Sin embargo, hoy veo el papel como algo muy personal, muy “mío” – más que un medio de comunicación, es un medio para anotar mis ideas, pensamientos y, sobre todo, para vaciar la mente frente a la multitud de ideas y tareas. Es una especie de terapia. De hecho, algunos ocupan el acto de escribir como técnica de productividad que apunta a vaciar la cabeza y empezar a “hacer” cosas en vez de seguir pensando.

Además, como investigadora, el papel ha sido un gran compañero, permitiéndome tomar notas de hallazgos y observaciones en terreno. Si bien estamos grabando con audio las entrevistas, para su posterior transcripción, codificación y análisis, las notas que surgen espontáneamente están allí como testigos de un momento único: la interacción con la persona que tengo en frente.

Y más que todo, escribir es una pasión y el acto de escribir sobre un rico papel es fundamental. Al igual que las libretas se convirtieron en una pasión.

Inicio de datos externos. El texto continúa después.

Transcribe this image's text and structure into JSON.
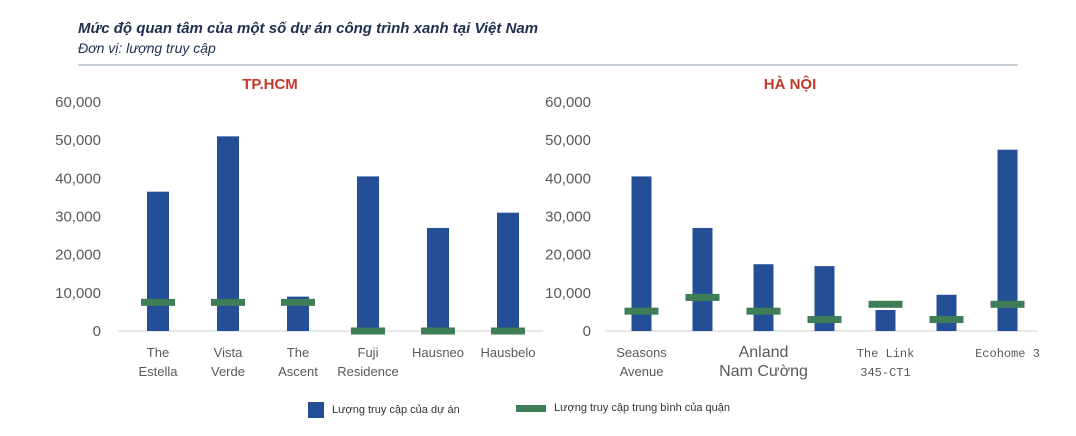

Pero este relato no tiene que ver con lo análogo versus lo digital. Tampoco con el rescate del análogo (no lo necesita). Y tampoco trataré de convencerlos de lo único que es escribir sobre papel. Es una pequeña nota para decirles que junto con Yurizan, amiga y socia, nos lanzamos en la fabricación manual de libretas. Así es, dos chicas digitales que comparten una pasión por las libretas. Los invito a conocer Fló Papeleria, a seguirnos en Instagram y Facebook y, porqué no, a comprar un autoregalo o regalo en nuestra tienda online.

Al parecer por fín le podré decir a mi abuelo lo que estoy haciendo en menos de 5 palabras, ya que eso de la “usabilidad”, “experiencia del usuario” o “ayudar a la empresas a mejorar la experiencia del usuario” nunca ha sido fácil de digerir. A lo más, le decía que hacía consultoría. Nótese que mi abuelo nunca ha tocado un computador y es un ermitaño. Para los que conocen UsabilityChefs.com, no se preocupen, todo sigue adelante.